Webb’s debate team has lived up to these expectations. A handful of student leaders started the team last year, and they have led us to remarkable success. Dakota Santana-Grace ’11 is our President – an enthusiastic leader who dominates a room during policy debates and organizes clever lessons to teach the basics of argumentation. Our second-in-command is Elena Scott-Kakures ‘11, whose command of the facts and quieter brand of leadership serves as a guide for the less experienced debaters. Together, they organized, taught, and led a team that hosted its first-ever debate tournament two weeks ago – and brought home the top award in every category.
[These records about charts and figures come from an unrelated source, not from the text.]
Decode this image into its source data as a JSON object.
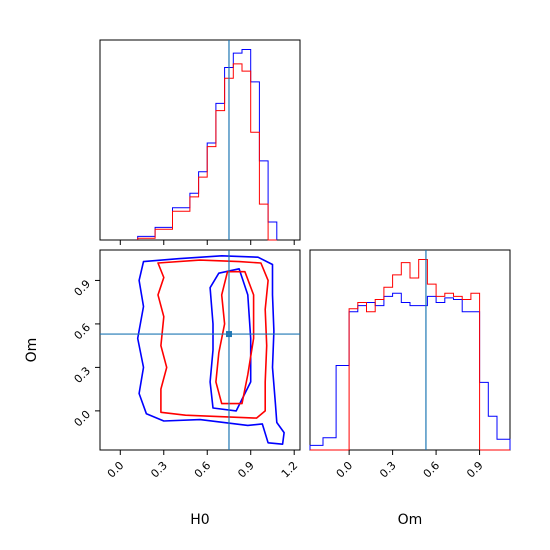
{
  "chart_data": {
    "type": "corner",
    "parameters": [
      "H0",
      "Om"
    ],
    "colors": {
      "series_a": "#0000ff",
      "series_b": "#ff0000",
      "truth": "#1f77b4"
    },
    "truth": {
      "H0": 0.75,
      "Om": 0.53
    },
    "ranges": {
      "H0": [
        -0.14,
        1.24
      ],
      "Om": [
        -0.27,
        1.11
      ]
    },
    "ticks": {
      "H0": [
        0.0,
        0.3,
        0.6,
        0.9,
        1.2
      ],
      "H0_labels": [
        "0.0",
        "0.3",
        "0.6",
        "0.9",
        "1.2"
      ],
      "Om": [
        0.0,
        0.3,
        0.6,
        0.9
      ],
      "Om_labels": [
        "0.0",
        "0.3",
        "0.6",
        "0.9"
      ]
    },
    "panels": [
      {
        "position": "top-left",
        "type": "histogram",
        "variable": "H0",
        "bin_edges": [
          0.12,
          0.24,
          0.36,
          0.48,
          0.54,
          0.6,
          0.66,
          0.72,
          0.78,
          0.84,
          0.9,
          0.96,
          1.02,
          1.08
        ],
        "series": [
          {
            "color": "#0000ff",
            "values": [
              2,
              7,
              18,
              26,
              38,
              54,
              76,
              96,
              104,
              106,
              88,
              44,
              10
            ]
          },
          {
            "color": "#ff0000",
            "values": [
              1,
              6,
              16,
              24,
              35,
              52,
              72,
              90,
              98,
              94,
              60,
              20,
              0
            ]
          }
        ]
      },
      {
        "position": "bottom-left",
        "type": "contour",
        "x": "H0",
        "y": "Om",
        "series": [
          {
            "color": "#0000ff",
            "contours": [
              [
                [
                  0.16,
                  1.03
                ],
                [
                  0.4,
                  1.05
                ],
                [
                  0.7,
                  1.07
                ],
                [
                  0.95,
                  1.06
                ],
                [
                  1.05,
                  1.01
                ],
                [
                  1.05,
                  0.8
                ],
                [
                  1.06,
                  0.55
                ],
                [
                  1.05,
                  0.3
                ],
                [
                  1.07,
                  0.05
                ],
                [
                  1.08,
                  -0.08
                ],
                [
                  1.13,
                  -0.15
                ],
                [
                  1.12,
                  -0.23
                ],
                [
                  1.02,
                  -0.22
                ],
                [
                  0.98,
                  -0.09
                ],
                [
                  0.88,
                  -0.1
                ],
                [
                  0.55,
                  -0.06
                ],
                [
                  0.3,
                  -0.07
                ],
                [
                  0.18,
                  -0.02
                ],
                [
                  0.13,
                  0.12
                ],
                [
                  0.16,
                  0.3
                ],
                [
                  0.12,
                  0.5
                ],
                [
                  0.16,
                  0.72
                ],
                [
                  0.13,
                  0.9
                ],
                [
                  0.16,
                  1.03
                ]
              ],
              [
                [
                  0.64,
                  0.42
                ],
                [
                  0.62,
                  0.2
                ],
                [
                  0.64,
                  0.02
                ],
                [
                  0.8,
                  0.0
                ],
                [
                  0.9,
                  0.2
                ],
                [
                  0.9,
                  0.5
                ],
                [
                  0.88,
                  0.8
                ],
                [
                  0.82,
                  0.98
                ],
                [
                  0.68,
                  0.95
                ],
                [
                  0.62,
                  0.85
                ],
                [
                  0.64,
                  0.6
                ],
                [
                  0.64,
                  0.42
                ]
              ]
            ]
          },
          {
            "color": "#ff0000",
            "contours": [
              [
                [
                  0.26,
                  1.02
                ],
                [
                  0.55,
                  1.04
                ],
                [
                  0.82,
                  1.03
                ],
                [
                  0.97,
                  1.02
                ],
                [
                  1.02,
                  0.9
                ],
                [
                  1.0,
                  0.7
                ],
                [
                  1.01,
                  0.45
                ],
                [
                  1.0,
                  0.2
                ],
                [
                  1.0,
                  0.0
                ],
                [
                  0.94,
                  -0.05
                ],
                [
                  0.7,
                  -0.04
                ],
                [
                  0.45,
                  -0.03
                ],
                [
                  0.28,
                  -0.01
                ],
                [
                  0.28,
                  0.15
                ],
                [
                  0.32,
                  0.3
                ],
                [
                  0.28,
                  0.45
                ],
                [
                  0.3,
                  0.65
                ],
                [
                  0.26,
                  0.8
                ],
                [
                  0.3,
                  0.92
                ],
                [
                  0.26,
                  1.02
                ]
              ],
              [
                [
                  0.68,
                  0.4
                ],
                [
                  0.66,
                  0.2
                ],
                [
                  0.7,
                  0.05
                ],
                [
                  0.84,
                  0.05
                ],
                [
                  0.88,
                  0.25
                ],
                [
                  0.92,
                  0.5
                ],
                [
                  0.92,
                  0.8
                ],
                [
                  0.86,
                  0.96
                ],
                [
                  0.74,
                  0.96
                ],
                [
                  0.7,
                  0.8
                ],
                [
                  0.72,
                  0.6
                ],
                [
                  0.68,
                  0.4
                ]
              ]
            ]
          }
        ]
      },
      {
        "position": "bottom-right",
        "type": "histogram",
        "variable": "Om",
        "bin_edges": [
          -0.27,
          -0.18,
          -0.09,
          0.0,
          0.06,
          0.12,
          0.18,
          0.24,
          0.3,
          0.36,
          0.42,
          0.48,
          0.54,
          0.6,
          0.66,
          0.72,
          0.78,
          0.84,
          0.9,
          0.96,
          1.02,
          1.11
        ],
        "series": [
          {
            "color": "#0000ff",
            "values": [
              3,
              8,
              55,
              90,
              94,
              96,
              94,
              100,
              102,
              96,
              94,
              94,
              100,
              96,
              99,
              98,
              90,
              90,
              44,
              22,
              7
            ]
          },
          {
            "color": "#ff0000",
            "values": [
              0,
              0,
              0,
              92,
              96,
              90,
              98,
              106,
              114,
              122,
              112,
              124,
              108,
              100,
              102,
              100,
              98,
              102,
              0,
              0,
              0
            ]
          }
        ]
      }
    ]
  }
}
Of course, plenty of individuals have helped guide and coach these student leaders. Notably, Mr. Lee Harris is the team’s coach, and several faculty members have offered insight and guidance. All of the guidance, though, came at the request of the team’s student leaders. Dakota and Elena sought out Mr. Harris and asked me to serve as faculty advisor. Dakota and Elena asked for advice from Mr. Stockdale and Mr. Bartlett when they needed it. We work for them.
Working in the Office of Admission, I know that parents and students who are new to Webb sometimes scoff at the level of responsibility in the hands of students. “The students teach?” they ask, incredulous. “Yes,” I respond. “They also manage student check-ins, hear disciplinary cases, and sit on some of the school’s most important planning bodies.” The bewildered looks on their faces tell a familiar tale: Webb’s emphasis on true student leadership is singular and exceptional.
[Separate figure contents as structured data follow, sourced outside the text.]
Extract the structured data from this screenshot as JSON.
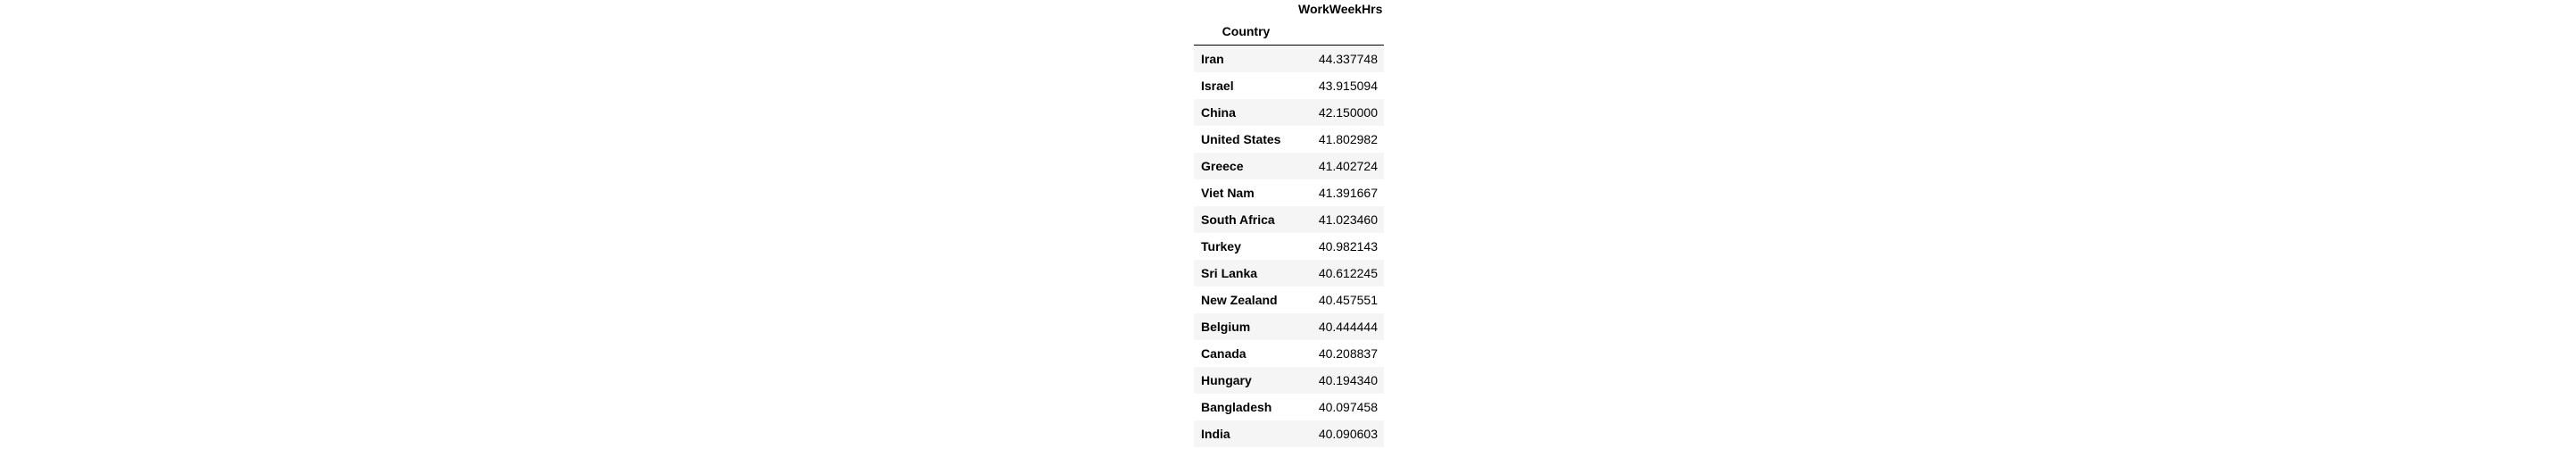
{
  "table": {
    "column_header": "WorkWeekHrs",
    "index_name": "Country",
    "rows": [
      {
        "country": "Iran",
        "value": "44.337748"
      },
      {
        "country": "Israel",
        "value": "43.915094"
      },
      {
        "country": "China",
        "value": "42.150000"
      },
      {
        "country": "United States",
        "value": "41.802982"
      },
      {
        "country": "Greece",
        "value": "41.402724"
      },
      {
        "country": "Viet Nam",
        "value": "41.391667"
      },
      {
        "country": "South Africa",
        "value": "41.023460"
      },
      {
        "country": "Turkey",
        "value": "40.982143"
      },
      {
        "country": "Sri Lanka",
        "value": "40.612245"
      },
      {
        "country": "New Zealand",
        "value": "40.457551"
      },
      {
        "country": "Belgium",
        "value": "40.444444"
      },
      {
        "country": "Canada",
        "value": "40.208837"
      },
      {
        "country": "Hungary",
        "value": "40.194340"
      },
      {
        "country": "Bangladesh",
        "value": "40.097458"
      },
      {
        "country": "India",
        "value": "40.090603"
      }
    ]
  }
}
Thompson Webb established a school that would educate its students to be honorable leaders in their communities. They were to be principes, non homines: leaders, not ordinary men. To prepare for that role, our students must practice. And so, you’ll find Webb students taking the reins in every arena. In class, ninth grade students teach their peers the complexities of geometry. On the athletic fields, team captains teach skills and model honorable behavior in competition. During meeting blocks, student groups – clubs, class officers, the honor committees, and more – bustle with activity, almost always organized and led by students.
As we sift through hundreds of applications every year, the members of the Admission Committee pay attention to those traits that will allow a new student to carry on and to expand this tradition of student leadership. Is the student willing to be an active, engaged member of the Webb community? Does she have the potential and the desire to find her passion and pursue it with honor? Four years down the road, with the guidance we provide, will he be a leader, or an ordinary man?
For students already here, we know the answers. They think deeply and differently. They demonstrate the kind of initiative and responsibility one struggles to find in most adults. They push their peers and themselves to branch out, to try new activities, and to achieve at an ever higher level. I have been lucky enough to witness this first-hand with the debate team, but it is not an isolated phenomenon. You will not find many ordinary young men and women at Webb.